The depot, which had initially contained one hundred and twenty carts, now had no more than sixty left; the rest were repulsed or abandoned. Several carts from Junot's convoy were also abandoned and recaptured. Three carts were plundered by the backward soldiers from Davout's corps who came running. From conversations of the Germans, Pierre heard that this convoy was put on guard more than the prisoners, and that one of their comrades, a German soldier, was shot on the orders of the marshal himself because a silver spoon that belonged to the marshal was found on the soldier.
Of these three gatherings, the prisoner depot melted the most. Of the three hundred and thirty people who left Moscow, there were now less than a hundred left. The prisoners were even more of a burden to the escorting soldiers than the saddles of the cavalry depot and Junot's baggage train. Junot’s saddles and spoons, they understood that they could be useful for something, but why did the hungry and cold soldiers of the convoy stand guard and guard the same cold and hungry Russians who were dying and lagged behind on the road, whom they were ordered to shoot? not only incomprehensible, but also disgusting. And the guards, as if afraid in the sad situation in which they themselves were, not to give in to their feeling of pity for the prisoners and thereby worsen their situation, treated them especially gloomily and strictly.
In Dorogobuzh, while the convoy soldiers, having locked the prisoners in a stable, went off to rob their own stores, several captured soldiers dug under the wall and ran away, but were captured by the French and shot.

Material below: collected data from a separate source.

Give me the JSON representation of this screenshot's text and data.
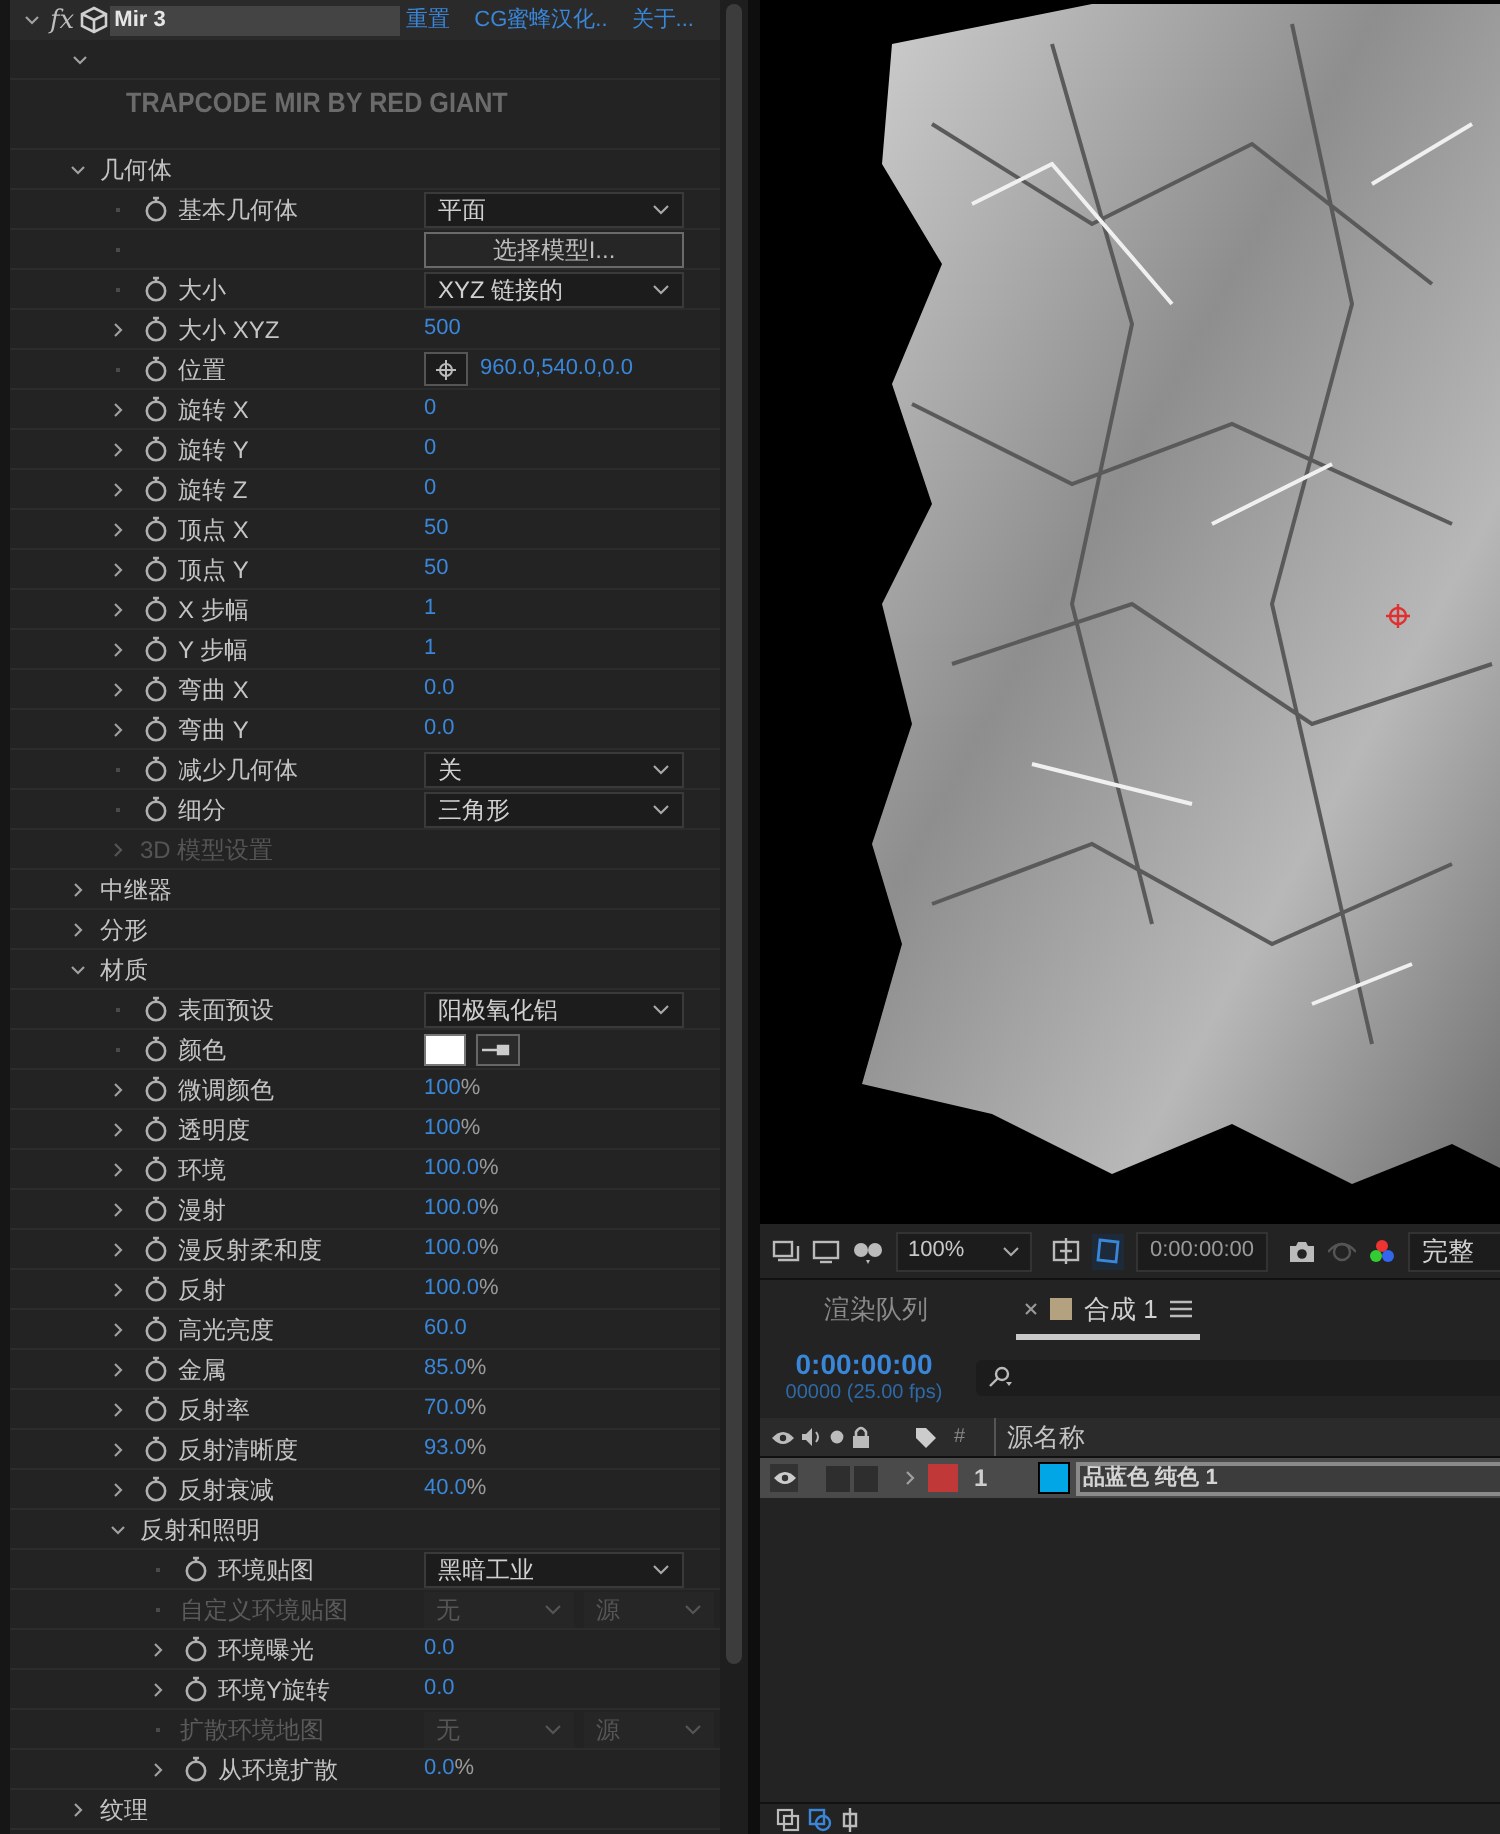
{
  "effect": {
    "expanded": true,
    "fx_label": "fx",
    "name": "Mir 3",
    "links": [
      "重置",
      "CG蜜蜂汉化..",
      "关于..."
    ],
    "logo_expanded": true,
    "logo": "TRAPCODE MIR BY RED GIANT",
    "properties": [
      {
        "kind": "group",
        "label": "几何体",
        "expanded": true,
        "disabled": false,
        "children": [
          {
            "kind": "dropdown",
            "label": "基本几何体",
            "value": "平面",
            "expandable": false
          },
          {
            "kind": "button",
            "value": "选择模型I...",
            "expandable": false
          },
          {
            "kind": "dropdown",
            "label": "大小",
            "value": "XYZ 链接的",
            "expandable": false
          },
          {
            "kind": "number",
            "label": "大小 XYZ",
            "value": "500",
            "expandable": true
          },
          {
            "kind": "point",
            "label": "位置",
            "value": "960.0,540.0,0.0",
            "expandable": false
          },
          {
            "kind": "number",
            "label": "旋转 X",
            "value": "0",
            "expandable": true
          },
          {
            "kind": "number",
            "label": "旋转 Y",
            "value": "0",
            "expandable": true
          },
          {
            "kind": "number",
            "label": "旋转 Z",
            "value": "0",
            "expandable": true
          },
          {
            "kind": "number",
            "label": "顶点 X",
            "value": "50",
            "expandable": true
          },
          {
            "kind": "number",
            "label": "顶点 Y",
            "value": "50",
            "expandable": true
          },
          {
            "kind": "number",
            "label": "X 步幅",
            "value": "1",
            "expandable": true
          },
          {
            "kind": "number",
            "label": "Y 步幅",
            "value": "1",
            "expandable": true
          },
          {
            "kind": "number",
            "label": "弯曲 X",
            "value": "0.0",
            "expandable": true
          },
          {
            "kind": "number",
            "label": "弯曲 Y",
            "value": "0.0",
            "expandable": true
          },
          {
            "kind": "dropdown",
            "label": "减少几何体",
            "value": "关",
            "expandable": false
          },
          {
            "kind": "dropdown",
            "label": "细分",
            "value": "三角形",
            "expandable": false
          },
          {
            "kind": "group",
            "label": "3D 模型设置",
            "expanded": false,
            "disabled": true
          }
        ]
      },
      {
        "kind": "group",
        "label": "中继器",
        "expanded": false,
        "disabled": false
      },
      {
        "kind": "group",
        "label": "分形",
        "expanded": false,
        "disabled": false
      },
      {
        "kind": "group",
        "label": "材质",
        "expanded": true,
        "disabled": false,
        "children": [
          {
            "kind": "dropdown",
            "label": "表面预设",
            "value": "阳极氧化铝",
            "expandable": false
          },
          {
            "kind": "color",
            "label": "颜色",
            "color": "#ffffff",
            "expandable": false
          },
          {
            "kind": "number",
            "label": "微调颜色",
            "value": "100",
            "unit": "%",
            "expandable": true
          },
          {
            "kind": "number",
            "label": "透明度",
            "value": "100",
            "unit": "%",
            "expandable": true
          },
          {
            "kind": "number",
            "label": "环境",
            "value": "100.0",
            "unit": "%",
            "expandable": true
          },
          {
            "kind": "number",
            "label": "漫射",
            "value": "100.0",
            "unit": "%",
            "expandable": true
          },
          {
            "kind": "number",
            "label": "漫反射柔和度",
            "value": "100.0",
            "unit": "%",
            "expandable": true
          },
          {
            "kind": "number",
            "label": "反射",
            "value": "100.0",
            "unit": "%",
            "expandable": true
          },
          {
            "kind": "number",
            "label": "高光亮度",
            "value": "60.0",
            "expandable": true
          },
          {
            "kind": "number",
            "label": "金属",
            "value": "85.0",
            "unit": "%",
            "expandable": true
          },
          {
            "kind": "number",
            "label": "反射率",
            "value": "70.0",
            "unit": "%",
            "expandable": true
          },
          {
            "kind": "number",
            "label": "反射清晰度",
            "value": "93.0",
            "unit": "%",
            "expandable": true
          },
          {
            "kind": "number",
            "label": "反射衰减",
            "value": "40.0",
            "unit": "%",
            "expandable": true
          },
          {
            "kind": "group",
            "label": "反射和照明",
            "expanded": true,
            "disabled": false,
            "children": [
              {
                "kind": "dropdown",
                "label": "环境贴图",
                "value": "黑暗工业",
                "expandable": false
              },
              {
                "kind": "layer",
                "label": "自定义环境贴图",
                "values": [
                  "无",
                  "源"
                ],
                "expandable": false
              },
              {
                "kind": "number",
                "label": "环境曝光",
                "value": "0.0",
                "expandable": true
              },
              {
                "kind": "number",
                "label": "环境Y旋转",
                "value": "0.0",
                "expandable": true
              },
              {
                "kind": "layer",
                "label": "扩散环境地图",
                "values": [
                  "无",
                  "源"
                ],
                "expandable": false
              },
              {
                "kind": "number",
                "label": "从环境扩散",
                "value": "0.0",
                "unit": "%",
                "expandable": true
              }
            ]
          }
        ]
      },
      {
        "kind": "group",
        "label": "纹理",
        "expanded": false,
        "disabled": false
      }
    ]
  },
  "viewer": {
    "zoom": "100%",
    "time": "0:00:00:00",
    "resolution": "完整"
  },
  "timeline": {
    "tabs": [
      {
        "label": "渲染队列",
        "selected": false,
        "closable": false
      },
      {
        "label": "合成 1",
        "selected": true,
        "closable": true
      }
    ],
    "time": "0:00:00:00",
    "fps": "00000 (25.00 fps)",
    "columns": [
      "#",
      "源名称"
    ],
    "layers": [
      {
        "number": "1",
        "name": "品蓝色 纯色 1",
        "selected": true,
        "visible": true,
        "color": "#c03838",
        "solid": {
          "color": "#00a6e6"
        }
      }
    ]
  }
}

The previous order, introduced upon leaving Moscow, for captured officers to march separately from the soldiers, had long been destroyed; all those who could walk walked together, and Pierre, from the third transition, had already united again with Karataev and the lilac bow-legged dog, which had chosen Karataev as its owner.
Karataev, on the third day of leaving Moscow, developed the same fever from which he was lying in the Moscow hospital, and as Karataev weakened, Pierre moved away from him. Pierre didn’t know why, but since Karataev began to weaken, Pierre had to make an effort on himself to approach him. And approaching him and listening to those quiet moans with which Karataev usually lay down at rest, and feeling the now intensified smell that Karataev emitted from himself, Pierre moved away from him and did not think about him.
In captivity, in a booth, Pierre learned not with his mind, but with his whole being, life, that man was created for happiness, that happiness is in himself, in the satisfaction of natural human needs, and that all unhappiness comes not from lack, but from excess; but now, in these last three weeks of the campaign, he learned another new, comforting truth - he learned that there is nothing terrible in the world. He learned that just as there is no situation in which a person would be happy and completely free, there is also no situation in which he would be unhappy and not free. He learned that there is a limit to suffering and a limit to freedom, and that this limit is very close; that the man who suffered because one leaf was wrapped in his pink bed suffered in the same way as he suffered now, falling asleep on the bare, damp earth, cooling one side and warming the other; that when he used to put on his narrow ballroom shoes, he suffered in exactly the same way as now, when he walked completely barefoot (his shoes had long since become disheveled), with feet covered with sores. He learned that when, as it seemed to him, he had married his wife of his own free will, he was no more free than now, when he was locked in the stable at night. Of all the things that he later called suffering, but which he hardly felt then, the main thing was his bare, worn, scabby feet. (Horse meat was tasty and nutritious, the saltpeter bouquet of gunpowder, used instead of salt, was even pleasant, there was not much cold, and during the day it was always hot while walking, and at night there were fires; the lice that ate the body warmed pleasantly.) One thing was hard. at first it’s the legs.